An engaged customer is likely to buy often, remain loyal and recommend your solution among his peers.

Statistics are in agreement too.

A study by Kantar showed that U.S. retail banks can potentially grow their share of deposits by about 16.5% through improvements in their customer experience.

Special Weapon – Digital Engagement Hub (DEH)

A sound strategy and noble intentions are important; but they do not complete a superhero. Even the mighty Thor and Iron-Man needed a hammer and the suit respectively. Sometimes, how well your plans get executed depends on the weapon you wield.

In banking parlance, a deeper/personalized customer engagement means having an IT system built on a scalable architecture with a capability to facilitate channel administrations, and manage content/campaign management. The engagement hub must seamlessly integrate with both the business-applications such as core banking, trade finance, and payments – as well as channel-applications such as mobile banking, branch solutions, and chat bots to provide a seamless experience to the end-users. A good example is the Digital Engagement Hub by Infosys Finacle.

Smart Moves – Contextual Campaigns

Let’s not forget that over 60% of the population in 2019 comprises of Gen-Z and Millennials. Much of the banked-population will involve this demographic.
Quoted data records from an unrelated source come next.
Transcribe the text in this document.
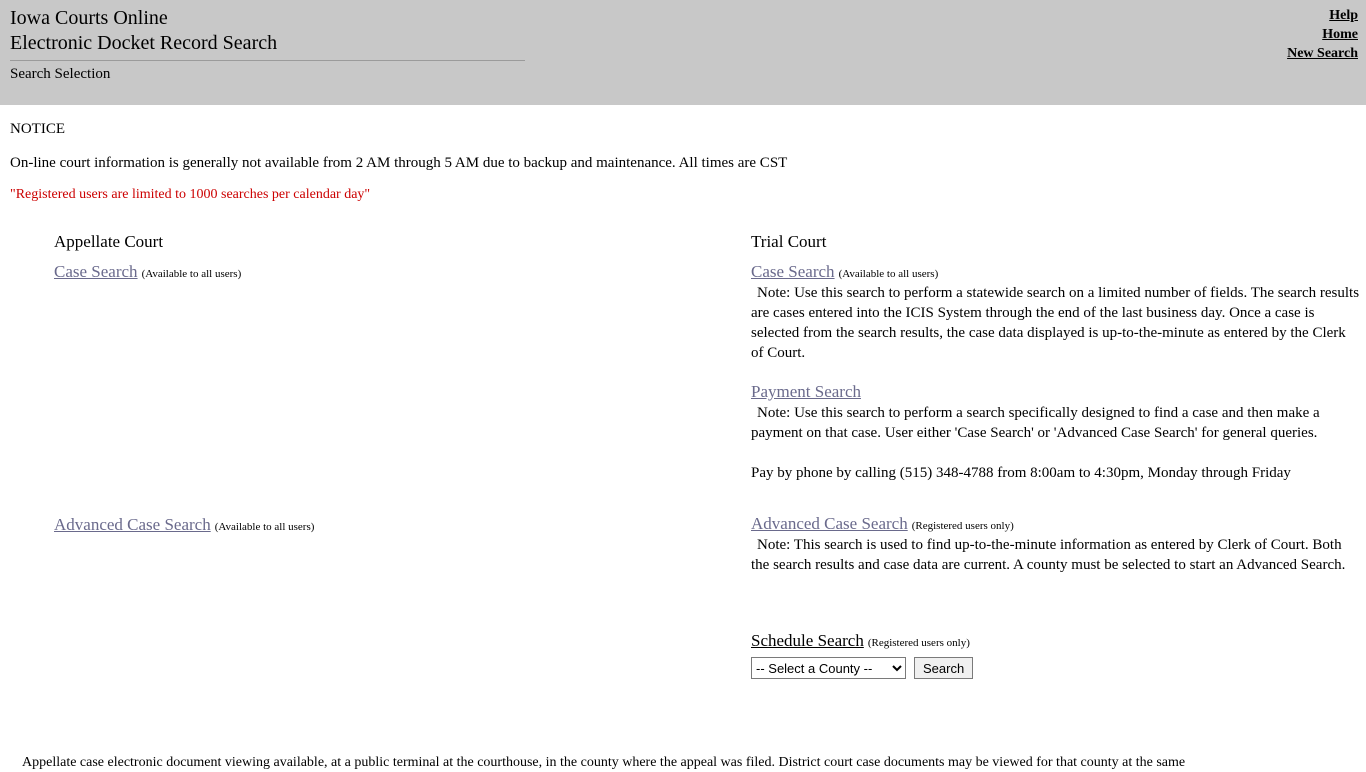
Iowa Courts Online
Electronic Docket Record Search
Search Selection
Help
Home
New Search
NOTICE
On-line court information is generally not available from 2 AM through 5 AM due to backup and maintenance. All times are CST
"Registered users are limited to 1000 searches per calendar day"
Appellate Court
Case Search (Available to all users)
Advanced Case Search (Available to all users)
Trial Court
Case Search (Available to all users)
Note: Use this search to perform a statewide search on a limited number of fields. The search results are cases entered into the ICIS System through the end of the last business day. Once a case is selected from the search results, the case data displayed is up-to-the-minute as entered by the Clerk of Court.
Payment Search
Note: Use this search to perform a search specifically designed to find a case and then make a payment on that case. User either 'Case Search' or 'Advanced Case Search' for general queries.
Pay by phone by calling (515) 348-4788 from 8:00am to 4:30pm, Monday through Friday
Advanced Case Search (Registered users only)
Note: This search is used to find up-to-the-minute information as entered by Clerk of Court. Both the search results and case data are current. A county must be selected to start an Advanced Search.
Schedule Search (Registered users only)
-- Select a County -- Search
Appellate case electronic document viewing available, at a public terminal at the courthouse, in the county where the appeal was filed. District court case documents may be viewed for that county at the same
Needless to say, mobile-first campaigns are no longer just an option, but the new-normal.

Statistically, 91% of consumers are more likely to shop with brands who recognize, remember, and provide relevant offers and recommendations (source). The ideal customer-engagement campaign must be personalized for everyone, and NOT offend anyone. A good way to improve customer loyalty and engagement is to shortlist your top 3 features for each target-group (TG) and make it truly relatable to every individual.

A good campaign must balance these three objectives,

While these ideas/principles are universal, they may be slightly more relevant to the Retail Banking sector.

Also, this cannot be a one-time exercise. Winning the customer loyalty and sustaining the trust, both take equal efforts.

The superpower of ‘customer engagement’ must be put to work every day.
And then, remind yourself, as Captain America does, ‘I can do it all day long!’